The U.S. government’s “desire to be a hegemon in the Middle East has not produced good results for the United States,” said Stephen Kinzer, visiting fellow at the Watson Institute for International Studies and a former foreign correspondent for the New York Times. Kinzer expressed his support for a reduced U.S. presence in the region, arguing that the nation’s current involvement has harmed the people of the Middle East.
Michael Rubin, a resident scholar at the right-leaning American Enterprise Institute and a former official at the U.S. Department of Defense, disagreed with Kinzer, highlighting what he said were the benefits of continued U.S. engagement in the Middle East. Rubin said a “power vacuum” would emerge if the United States withdrew its political influence from the region.
The speakers disagreed over whether U.S. foreign policy efforts in the Middle East has yielded benefits for local populations.
Kinzer said the United States’ involvement in the region has been motivated by its own political and economic interests, rather than by a genuine commitment to the interests of communities in the Middle East.
“I believe that the new order of the Middle East, whatever it is, should be based on the desires of the Middle East,” Kinzer said. “This order may not be open to American intervention. I think this is a fair price to pay.”
But Rubin argued that the United States has acted as a necessary stabilizer in the region, adding that the nation has addressed human rights concerns that he believes other major powers, such as Russia and China, might overlook.
Kinzer rebutted by saying a political shift would occur when the United States left the region, so the federal government should wind down its presence in the Middle East now rather than in the future. American citizens may not be committed to a long-lasting role in the Middle East, he added.
Both speakers criticized the process of U.S. developmental aid distribution in the Middle East.
U.S. aid to Middle Eastern countries in the form of financial assistance and economic development projects can often be detrimental, Kinzer said.
Rubin agreed — “Civilian aid is oftentimes undemocratic,” he said. “You are taking away the role of that government.”
Rubin cited cases where U.S. aid financed the building of roads in Afghanistan that local residents did not want.
Afghani military forces’ seizure of property from local landowners increased substantially following the U.S. road development projects, he said, adding these roads facilitated more land seizures.
Though Kinzer and Rubin agreed that some aid policies have been flawed, they had differing opinions on the effectiveness of the federal government’s efforts to transform the region into a collection of democracies.
Political restructuring efforts by U.S. policymakers have hurt developing states in the Middle East, Kinzer said.
“I believe we actually made Afghanistan less democratic by implementing parliamentary procedures,” he said.
The creation of a parliament has allowed warlords and drug dealers to exert a stronger influence on Afghanistan’s political process by winning seats in the legislature and supplanting local community leaders’ power, Kinzer said.
The United States must continue its political engagement in the region partly to combat terrorism, Rubin said.
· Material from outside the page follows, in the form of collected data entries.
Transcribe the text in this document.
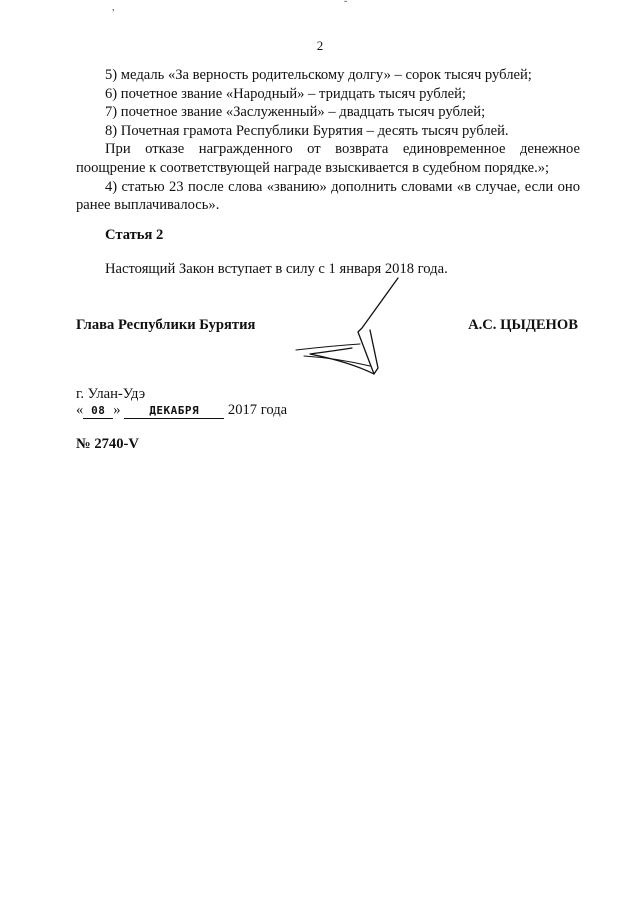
,	˘
2

5) медаль «За верность родительскому долгу» – сорок тысяч рублей;

6) почетное звание «Народный» – тридцать тысяч рублей;

7) почетное звание «Заслуженный» – двадцать тысяч рублей;

8) Почетная грамота Республики Бурятия – десять тысяч рублей.

При отказе награжденного от возврата единовременное денежное поощрение к соответствующей награде взыскивается в судебном порядке.»;

4) статью 23 после слова «званию» дополнить словами «в случае, если оно ранее выплачивалось».

Статья 2
Настоящий Закон вступает в силу с 1 января 2018 года.
Глава Республики Бурятия	А.С. ЦЫДЕНОВ
г. Улан-Удэ
« 08 »	ДЕКАБРЯ 2017 года
№ 2740-V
Terrorist threats in the Middle East stem from ideological agendas that will not subside if the United States withdraws from the area, he added.
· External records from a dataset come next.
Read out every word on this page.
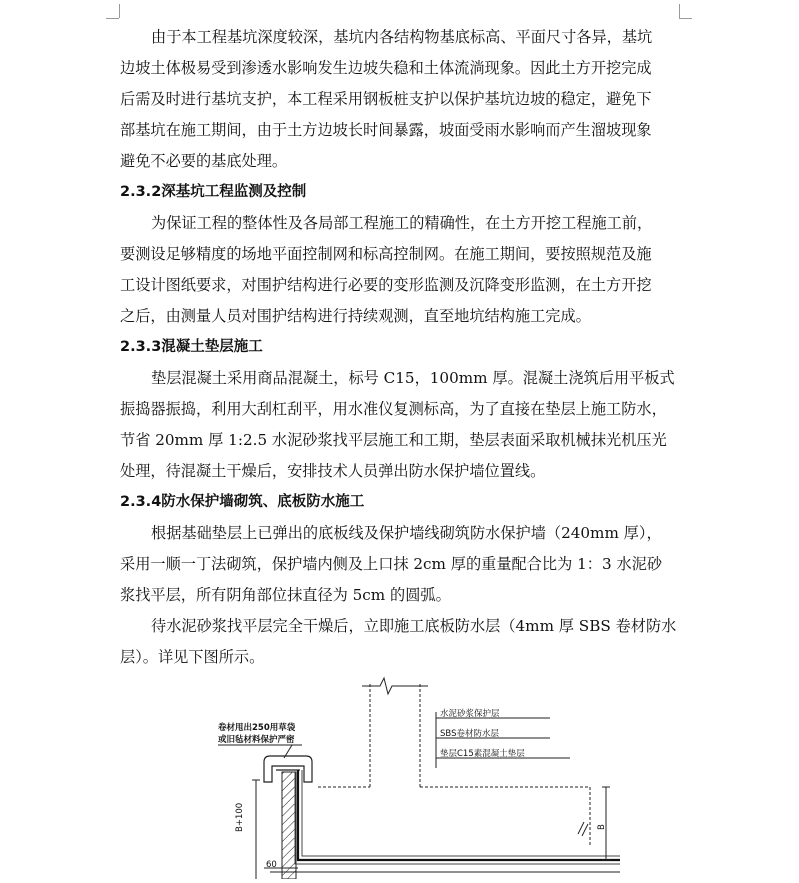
由于本工程基坑深度较深，基坑内各结构物基底标高、平面尺寸各异，基坑
边坡土体极易受到渗透水影响发生边坡失稳和土体流淌现象。因此土方开挖完成
后需及时进行基坑支护，本工程采用钢板桩支护以保护基坑边坡的稳定，避免下
部基坑在施工期间，由于土方边坡长时间暴露，坡面受雨水影响而产生溜坡现象
避免不必要的基底处理。
2.3.2深基坑工程监测及控制
为保证工程的整体性及各局部工程施工的精确性，在土方开挖工程施工前，
要测设足够精度的场地平面控制网和标高控制网。在施工期间，要按照规范及施
工设计图纸要求，对围护结构进行必要的变形监测及沉降变形监测，在土方开挖
之后，由测量人员对围护结构进行持续观测，直至地坑结构施工完成。
2.3.3混凝土垫层施工
垫层混凝土采用商品混凝土，标号 C15，100mm 厚。混凝土浇筑后用平板式
振捣器振捣，利用大刮杠刮平，用水准仪复测标高，为了直接在垫层上施工防水，
节省 20mm 厚 1:2.5 水泥砂浆找平层施工和工期，垫层表面采取机械抹光机压光
处理，待混凝土干燥后，安排技术人员弹出防水保护墙位置线。
2.3.4防水保护墙砌筑、底板防水施工
根据基础垫层上已弹出的底板线及保护墙线砌筑防水保护墙（240mm 厚），
采用一顺一丁法砌筑，保护墙内侧及上口抹 2cm 厚的重量配合比为 1：3 水泥砂
浆找平层，所有阴角部位抹直径为 5cm 的圆弧。
待水泥砂浆找平层完全干燥后，立即施工底板防水层（4mm 厚 SBS 卷材防水
层）。详见下图所示。
B+100	B
60
卷材甩出250用草袋
或旧毡材料保护严密
水泥砂浆保护层
SBS卷材防水层
垫层C15素混凝土垫层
Kinzer said he believed local grievances against the United States’ political involvement in the Middle East drive terrorist groups.
Both speakers voiced concern over the emergence of corruption in governments set up by the United States in the Middle East, but Rubin said he believed U.S. political involvement can help reduce that corruption.
“We are going to make mistakes,” Rubin said. “There is no magic formula in the region.”
But Kinzer expressed doubt about the United States’ ability to reduce the region’s political instability.
“The can-do attitude is quintessentially American,” Kinzer said. “But there are some challenges that even the can-do attitude can’t resolve.”
Some attendees said they approved of the speakers’ willingness to look beyond political ideology in discussing solutions to problems in the Middle East.
Matt Breuer ’14 said he was surprised by how Kinzer and Rubin were able to facilitate an open-minded discussion of complex challenges facing the region. He said Kinzer and Rubin transcended the divisive nature of the American political process in their presentations on foreign policy.